Both bitcoin and gold have been popular with investors looking for an alternative to US dollars. Photo: iStock

If bitcoin continues on its current price trajectory, it will become a “digital version of gold,” according to one of Bloomberg Intelligence’s top analysts.

“The primary attributes that underpin the price of gold and bitcoin – limited supply, store of value, diversifier and quasi-currency – will persist in a world of unprecedented quantitative easing, in our view. The benchmark crypto has won the adoption race among myriad copycats and is maturing into a digital version of gold,” wrote Mike McGlone in his latest crypto report.

“Limited supply vs increasing demand is the bottom-line for bitcoin, with macroeconomic underpinnings that support its march toward the market cap of gold, at a price of $500,000 by some estimates.”

While McGlone is generally long-term bearish on altcoins, he believes the stablecoin Tether, which allows users to transact in US dollars, will have a synergistic relationship with bitcoin, which will serve as a store of value like gold.

“Mass adoption of the Tether stablelcoin has negative ramifications for most crypto assets and positive implications for a solitary digital equivalent of gold: bitcoin.”

He continued, “Bitcoin appears as a resting bull market on the back of gold, in our view. Declining volatility – notably vs. equities and gold – indicate bitcoin is gaining an upper hand.

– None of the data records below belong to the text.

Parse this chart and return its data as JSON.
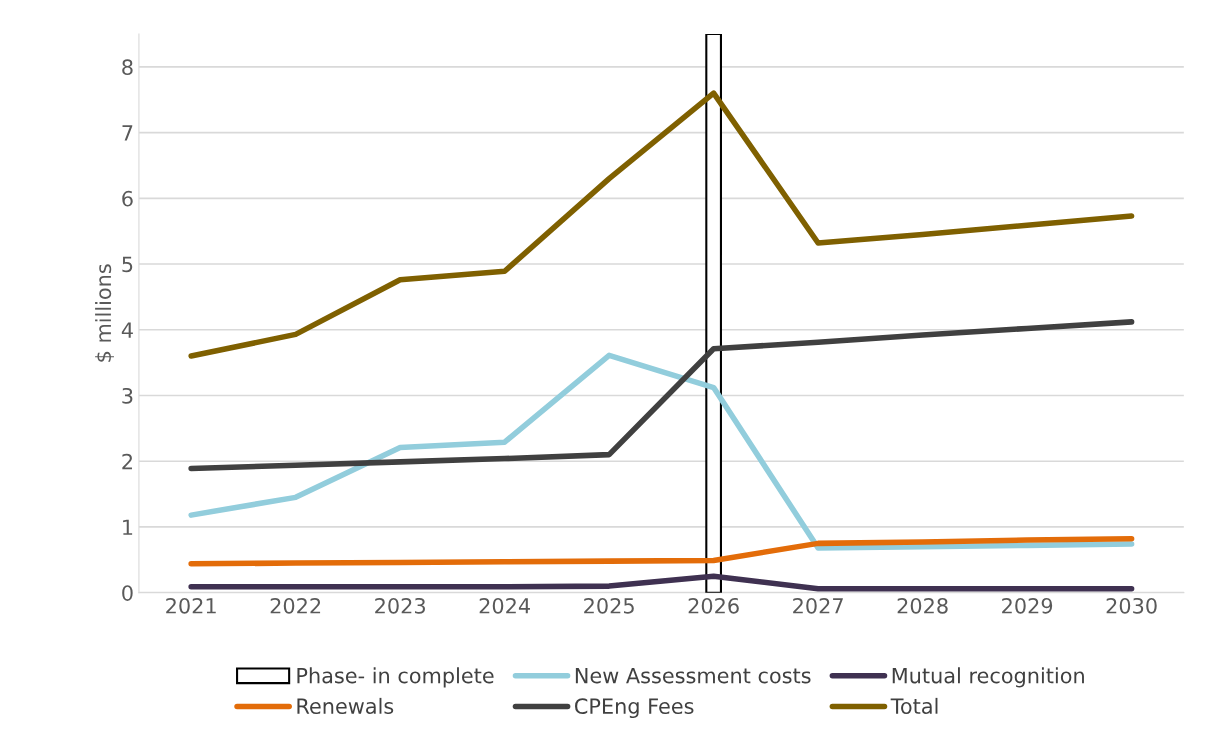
{
  "chart_data": {
    "type": "line",
    "ylabel": "$ millions",
    "categories": [
      "2021",
      "2022",
      "2023",
      "2024",
      "2025",
      "2026",
      "2027",
      "2028",
      "2029",
      "2030"
    ],
    "series": [
      {
        "name": "Phase- in complete",
        "type": "bar",
        "color": "#ffffff",
        "values": [
          null,
          null,
          null,
          null,
          null,
          8.5,
          null,
          null,
          null,
          null
        ]
      },
      {
        "name": "New Assessment costs",
        "color": "#92cddc",
        "values": [
          1.18,
          1.45,
          2.21,
          2.29,
          3.61,
          3.12,
          0.68,
          0.7,
          0.72,
          0.74
        ]
      },
      {
        "name": "Mutual recognition",
        "color": "#3f3151",
        "values": [
          0.09,
          0.09,
          0.09,
          0.09,
          0.1,
          0.25,
          0.06,
          0.06,
          0.06,
          0.06
        ]
      },
      {
        "name": "Renewals",
        "color": "#e36c09",
        "values": [
          0.44,
          0.45,
          0.46,
          0.47,
          0.48,
          0.49,
          0.75,
          0.77,
          0.8,
          0.82
        ]
      },
      {
        "name": "CPEng Fees",
        "color": "#404040",
        "values": [
          1.89,
          1.94,
          1.99,
          2.04,
          2.1,
          3.71,
          3.81,
          3.92,
          4.02,
          4.12
        ]
      },
      {
        "name": "Total",
        "color": "#7f6000",
        "values": [
          3.6,
          3.93,
          4.76,
          4.89,
          6.3,
          7.6,
          5.32,
          5.45,
          5.59,
          5.73
        ]
      }
    ],
    "ylim": [
      0,
      8.5
    ],
    "yticks": [
      0,
      1,
      2,
      3,
      4,
      5,
      6,
      7,
      8
    ],
    "grid": "y",
    "legend": "bottom",
    "marker": "none",
    "line_style": "solid"
  }
}
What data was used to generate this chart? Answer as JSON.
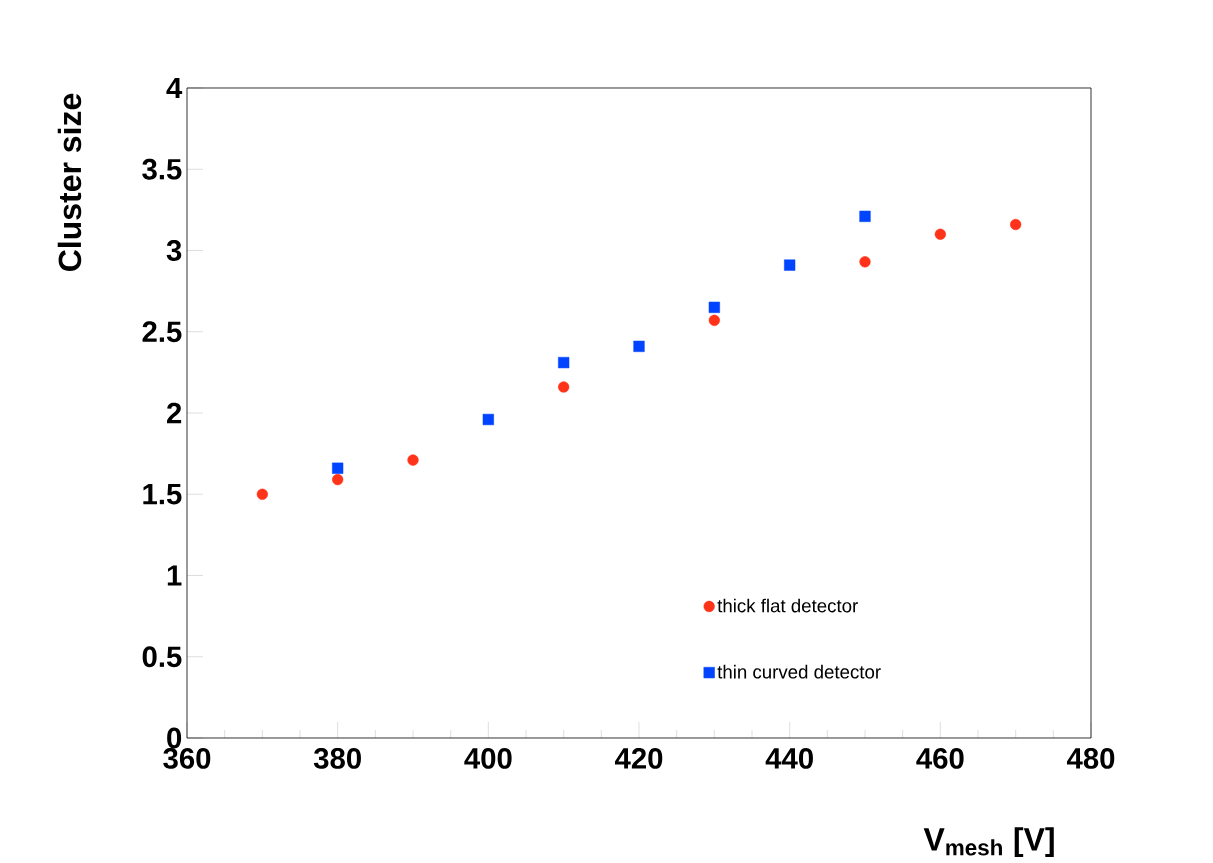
{
  "chart_data": {
    "type": "scatter",
    "xlabel": "V$_{mesh}$ [V]",
    "ylabel": "Cluster size",
    "xlim": [
      360,
      480
    ],
    "ylim": [
      0,
      4
    ],
    "xticks": [
      360,
      380,
      400,
      420,
      440,
      460,
      480
    ],
    "yticks": [
      0,
      0.5,
      1,
      1.5,
      2,
      2.5,
      3,
      3.5,
      4
    ],
    "legend": "bottom right",
    "series": [
      {
        "name": "thick flat detector",
        "color": "#ff3319",
        "marker": "circle",
        "x": [
          370,
          380,
          390,
          410,
          430,
          450,
          460,
          470
        ],
        "values": [
          1.5,
          1.59,
          1.71,
          2.16,
          2.57,
          2.93,
          3.1,
          3.16
        ]
      },
      {
        "name": "thin curved detector",
        "color": "#0044ff",
        "marker": "square",
        "x": [
          380,
          400,
          410,
          420,
          430,
          440,
          450
        ],
        "values": [
          1.66,
          1.96,
          2.31,
          2.41,
          2.65,
          2.91,
          3.21
        ]
      }
    ]
  }
}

“Bitcoin’s price should keep appreciating for similar macroeconomic reasons that help gold. Like the metal, the benchmark crypto’s bull-market has corrected sharply and had a period of disdain. Fundamentally and technically, a bitcoin base for recovery is firming, but the broader crypto market appears driven more by speculative excesses.”

McGlone believes the current pullback – bitcoin’s price was $10,702 at the time of writing, down from over $12K – is nothing to be concerned about as it has found a new base of support at $10K and will follow gold as it moves higher in response to expansionist monetary policy.

“We see little to halt the ‘gold higher, bitcoin following’ pattern, other than normal bull-market nuances of back-and-fill from extended levels. Old resistance about $10,000 is now good bitcoin support.”